WASHINGTON, D.C. – Today, U.S. Sens. Ben Cardin (D-MD), Chairman of the East Asia and Pacific Subcommittee and Ranking Member Marco Rubio (R-FL) were joined by the Congressional-Executive Commission on China chair U.S. Senator Sherrod Brown (D-OH) and co-chair U.S. Rep. Chris Smith (NJ-4) along with Roger Wicker (R-MS), Dianne Feinstein (D-CA), and Jeff Merkley (D-OR) and U.S. Representatives Dan Lipinski (IL-3), Democratic Leader Nancy Pelosi (CA-12), and Frank Wolf (VA-10) introducing of the Hong Kong Human Rights and Democracy Act, a bipartisan bill that would renew the United States’ commitment to Hong Kong’s freedom and democracy.
“Civil society and democratic freedoms are under attack around the world and Hong Kong is on the front lines. The United States has a responsibility to protect human rights and defend against these threats,” Cardin, chairman of the Senate Foreign Relations East Asian and Pacific Affairs Subcommittee said. “Our bipartisan legislation makes clear the U.S. position that these issues cannot be marginalized as we grow our bilateral economic and security relationships in the region.”
“As recent events have demonstrated, China remains just as committed as ever to suppressing dissent and preventing democracy in Hong Kong as it is on the mainland. The U.S. should make clear that we stand on the side of the democratic aspirations of the people of Hong Kong and against attempts to suppress their voices. This legislation would provide a much needed update to existing laws regarding the U.S.-Hong Kong relationship and help to ensure that Hong Kong remains truly autonomous from Beijing,” Rubio, ranking member of the Senate Foreign Relations East Asian and Pacific Affairs Subcommittee said.

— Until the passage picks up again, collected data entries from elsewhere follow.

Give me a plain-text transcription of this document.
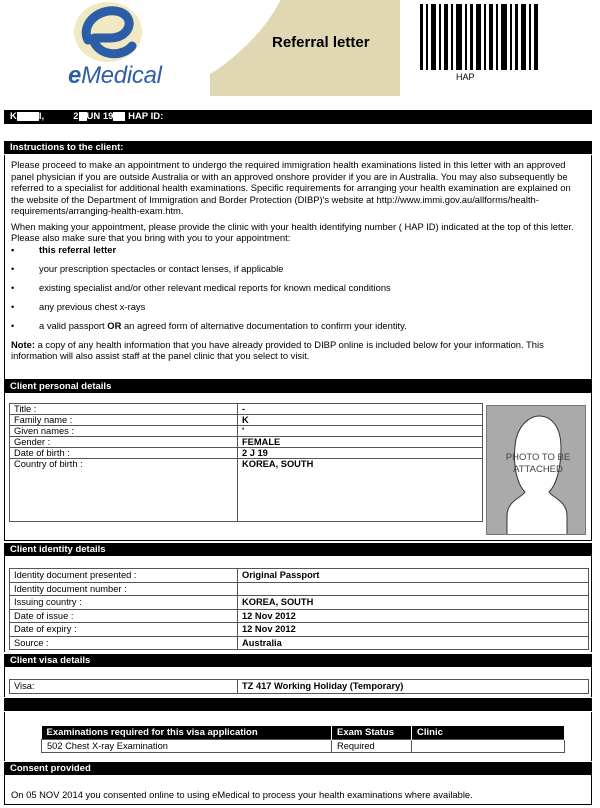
eMedical
Referral letter
HAP
K l,	2 UN 19 HAP ID:
Instructions to the client:

Please proceed to make an appointment to undergo the required immigration health examinations listed in this letter with an approved panel physician if you are outside Australia or with an approved onshore provider if you are in Australia. You may also subsequently be referred to a specialist for additional health examinations. Specific requirements for arranging your health examination are explained on the website of the Department of Immigration and Border Protection (DIBP)'s website at http://www.immi.gov.au/allforms/health-requirements/arranging-health-exam.htm.

When making your appointment, please provide the clinic with your health identifying number ( HAP ID) indicated at the top of this letter. Please also make sure that you bring with you to your appointment:

• this referral letter
• your prescription spectacles or contact lenses, if applicable
• existing specialist and/or other relevant medical reports for known medical conditions
• any previous chest x-rays
• a valid passport OR an agreed form of alternative documentation to confirm your identity.

Note: a copy of any health information that you have already provided to DIBP online is included below for your information. This information will also assist staff at the panel clinic that you select to visit.

Client personal details
Title :	-
Family name :	K
Given names :	'
Gender :	FEMALE
Date of birth :	2 J 19
Country of birth :	KOREA, SOUTH
PHOTO TO BE ATTACHED
Client identity details
Identity document presented :	Original Passport
Identity document number :	
Issuing country :	KOREA, SOUTH
Date of issue :	12 Nov 2012
Date of expiry :	12 Nov 2012
Source :	Australia
Client visa details
Visa:	TZ 417 Working Holiday (Temporary)
Examinations required for this visa application	Exam Status	Clinic
502 Chest X-ray Examination	Required	
Consent provided
On 05 NOV 2014 you consented online to using eMedical to process your health examinations where available.
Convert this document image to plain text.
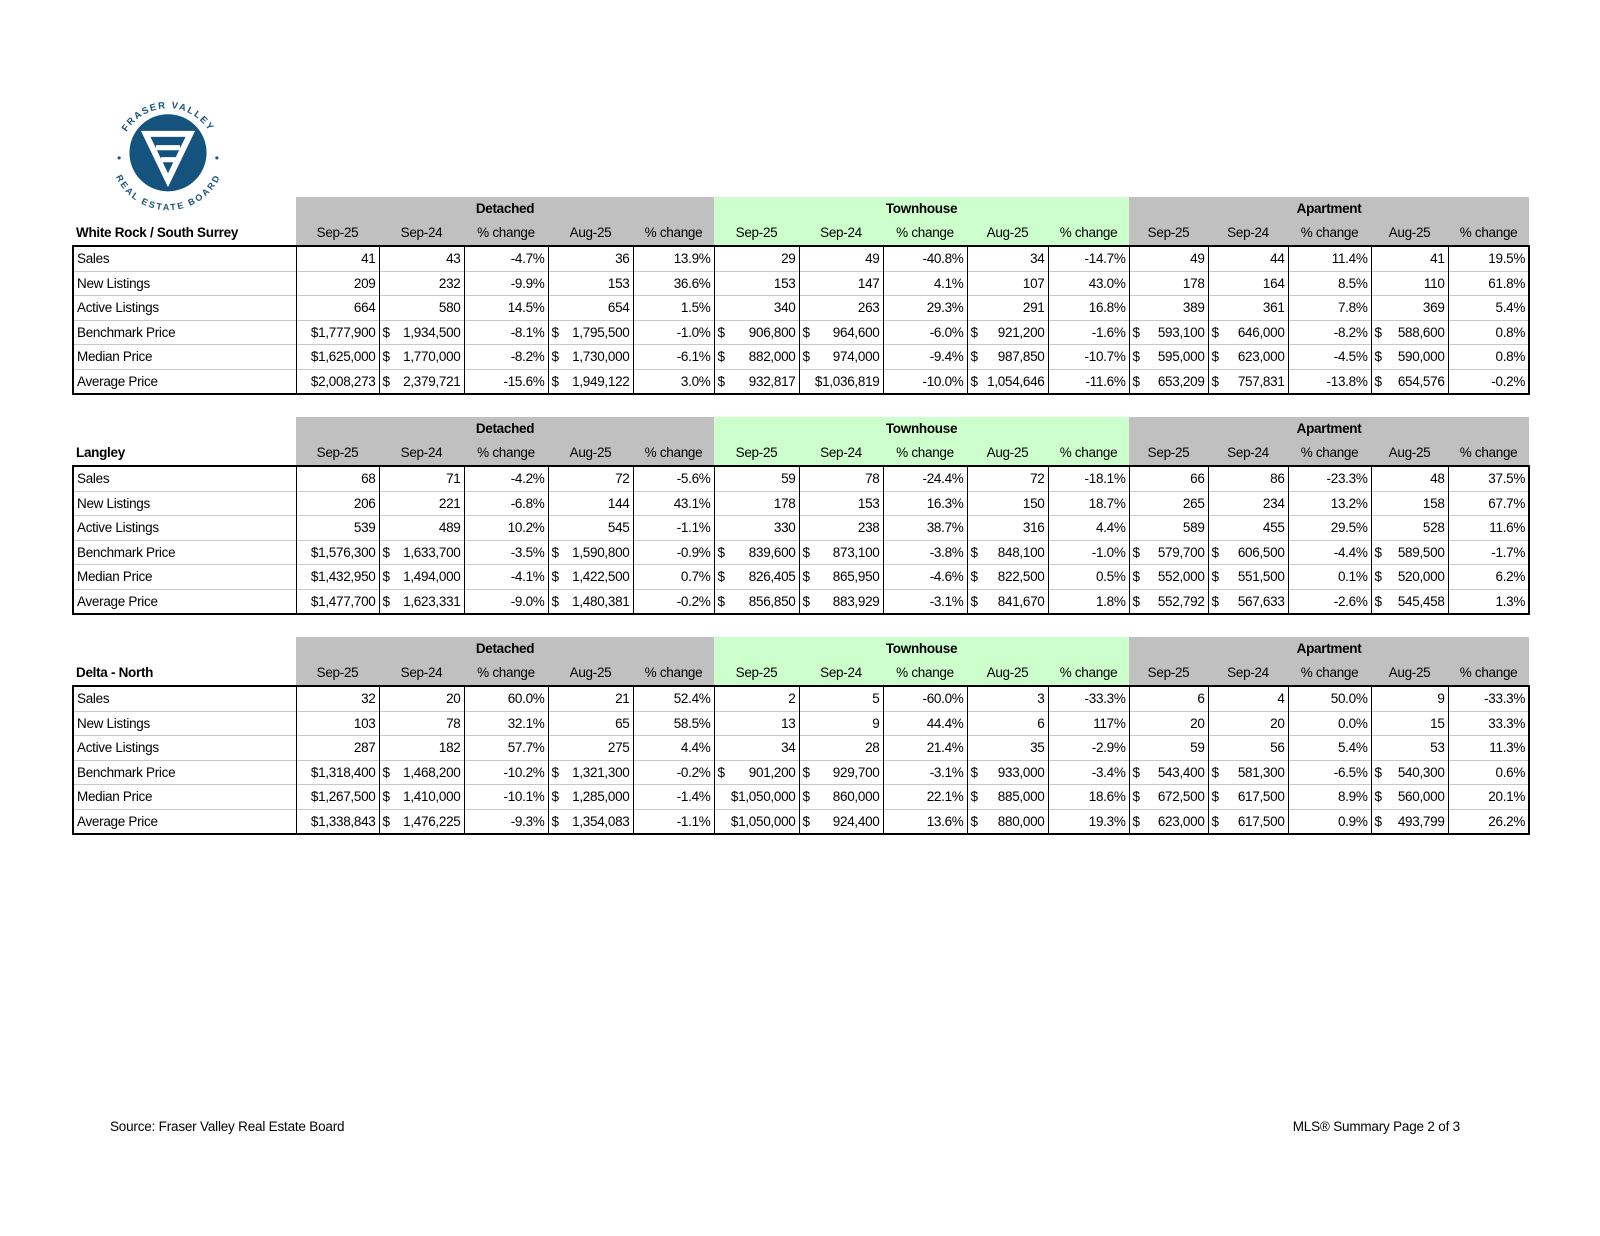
FRASER VALLEY
REAL ESTATE BOARD
	Detached					Townhouse					Apartment				
White Rock / South Surrey	Sep-25	Sep-24	% change	Aug-25	% change	Sep-25	Sep-24	% change	Aug-25	% change	Sep-25	Sep-24	% change	Aug-25	% change
Sales	41	43	-4.7%	36	13.9%	29	49	-40.8%	34	-14.7%	49	44	11.4%	41	19.5%
New Listings	209	232	-9.9%	153	36.6%	153	147	4.1%	107	43.0%	178	164	8.5%	110	61.8%
Active Listings	664	580	14.5%	654	1.5%	340	263	29.3%	291	16.8%	389	361	7.8%	369	5.4%
Benchmark Price	$1,777,900	$ 1,934,500	-8.1%	$ 1,795,500	-1.0%	$ 906,800	$ 964,600	-6.0%	$ 921,200	-1.6%	$ 593,100	$ 646,000	-8.2%	$ 588,600	0.8%
Median Price	$1,625,000	$ 1,770,000	-8.2%	$ 1,730,000	-6.1%	$ 882,000	$ 974,000	-9.4%	$ 987,850	-10.7%	$ 595,000	$ 623,000	-4.5%	$ 590,000	0.8%
Average Price	$2,008,273	$ 2,379,721	-15.6%	$ 1,949,122	3.0%	$ 932,817	$1,036,819	-10.0%	$ 1,054,646	-11.6%	$ 653,209	$ 757,831	-13.8%	$ 654,576	-0.2%
	Detached					Townhouse					Apartment				
Langley	Sep-25	Sep-24	% change	Aug-25	% change	Sep-25	Sep-24	% change	Aug-25	% change	Sep-25	Sep-24	% change	Aug-25	% change
Sales	68	71	-4.2%	72	-5.6%	59	78	-24.4%	72	-18.1%	66	86	-23.3%	48	37.5%
New Listings	206	221	-6.8%	144	43.1%	178	153	16.3%	150	18.7%	265	234	13.2%	158	67.7%
Active Listings	539	489	10.2%	545	-1.1%	330	238	38.7%	316	4.4%	589	455	29.5%	528	11.6%
Benchmark Price	$1,576,300	$ 1,633,700	-3.5%	$ 1,590,800	-0.9%	$ 839,600	$ 873,100	-3.8%	$ 848,100	-1.0%	$ 579,700	$ 606,500	-4.4%	$ 589,500	-1.7%
Median Price	$1,432,950	$ 1,494,000	-4.1%	$ 1,422,500	0.7%	$ 826,405	$ 865,950	-4.6%	$ 822,500	0.5%	$ 552,000	$ 551,500	0.1%	$ 520,000	6.2%
Average Price	$1,477,700	$ 1,623,331	-9.0%	$ 1,480,381	-0.2%	$ 856,850	$ 883,929	-3.1%	$ 841,670	1.8%	$ 552,792	$ 567,633	-2.6%	$ 545,458	1.3%
	Detached					Townhouse					Apartment				
Delta - North	Sep-25	Sep-24	% change	Aug-25	% change	Sep-25	Sep-24	% change	Aug-25	% change	Sep-25	Sep-24	% change	Aug-25	% change
Sales	32	20	60.0%	21	52.4%	2	5	-60.0%	3	-33.3%	6	4	50.0%	9	-33.3%
New Listings	103	78	32.1%	65	58.5%	13	9	44.4%	6	117%	20	20	0.0%	15	33.3%
Active Listings	287	182	57.7%	275	4.4%	34	28	21.4%	35	-2.9%	59	56	5.4%	53	11.3%
Benchmark Price	$1,318,400	$ 1,468,200	-10.2%	$ 1,321,300	-0.2%	$ 901,200	$ 929,700	-3.1%	$ 933,000	-3.4%	$ 543,400	$ 581,300	-6.5%	$ 540,300	0.6%
Median Price	$1,267,500	$ 1,410,000	-10.1%	$ 1,285,000	-1.4%	$1,050,000	$ 860,000	22.1%	$ 885,000	18.6%	$ 672,500	$ 617,500	8.9%	$ 560,000	20.1%
Average Price	$1,338,843	$ 1,476,225	-9.3%	$ 1,354,083	-1.1%	$1,050,000	$ 924,400	13.6%	$ 880,000	19.3%	$ 623,000	$ 617,500	0.9%	$ 493,799	26.2%
Source: Fraser Valley Real Estate Board	MLS® Summary Page 2 of 3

“Hong Kong’s autonomy and freedoms—essential to its relations with the U.S.—are under threat from China. At this critical time, we must strongly support the universal rights of the people of Hong Kong, including free and fair elections in 2017 and beyond,” Brown, chairman of the Congressional-Executive Commission on China said. “Our bipartisan bill would ensure that the United States can continue to monitor Hong Kong while ensuring that its democracy and freedoms remain a cornerstone of U.S. policy.”
“The steady erosion of Hong Kong’s autonomy is the concern of freedom-loving people everywhere,” Smith, co-chairman of the Congressional-Executive Commission on China said. “Hong Kong’s unique system has ensured prosperity and spurred the type of creativity and vitality that only comes with the advancement of fundamental freedoms. Protecting these freedoms are a bedrock interest of U.S. foreign policy. The special privileges the U.S. grants to Hong Kong can only exist and endure if Beijing fulfills its commitments, including guaranteeing human rights and free and fair elections.”
“The United States should stand steadfast with the people of Hong Kong in their fight to exercise self-determination,” Wicker, vice-chairman of the Helsinki Commission said. “This is an opportunity to speak with a unified American voice in support of universal freedom and democratic values. The Congress and the Obama Administration should act to ensure China honors its longstanding obligation under international law to maintain Hong Kong’s autonomy.”
“I am joining many of my colleagues in Congress in supporting Hong Kong’s autonomy, while also calling for the Chinese government to show leadership and restraint in dealing with the peaceful pro-democracy demonstrations that have occurred in Hong Kong,” Rep. Dan Lipinski said. “This is a crucial moment for Hong Kong and China, as conducting free and fair elections by universal suffrage is a guarantee that China itself made to Hong Kong. Any effort to end these demonstrations with aggressive force or disrupt the unique government structure that exists between China and Hong Kong will have a serious impact on China’s relationship with the many nations of this world that stand for democracy and freedom.”
The legislation would update the United States-Hong Kong Policy Act of 1992 by reinstating and strengthening the U.S. State Department’s annual report to Congress on conditions in Hong Kong of interest to the United States. The bill would require the President to certify that Hong Kong is sufficiently autonomous before enacting any new laws or agreements affording Hong Kong different treatment from the People’s Republic of China. The legislation would also allow the President to waive the certification requirement on national security grounds.
Since Hong Kong returned to Chinese sovereignty in 1997, Hong Kong was supposed to enjoy a “high degree of autonomy” and freedoms that do not exist in mainland China. Hong Kong citizens were also supposed to be allowed to freely elect their Chief Executive in 2017 and the entire Legislative Council in 2020 in “universal suffrage” elections. This past year, however, China continued to take steps to erode Hong Kong’s autonomy and freedoms, including an August decision that would allow only pro-Beijing candidates to run for Chief Executive in 2017. In its 2014 Annual Report released in October, the Congressional-Executive Commission on China “continued to observe developments that raised concerns about the state of democratic development, press freedom, and government transparency in Hong Kong.”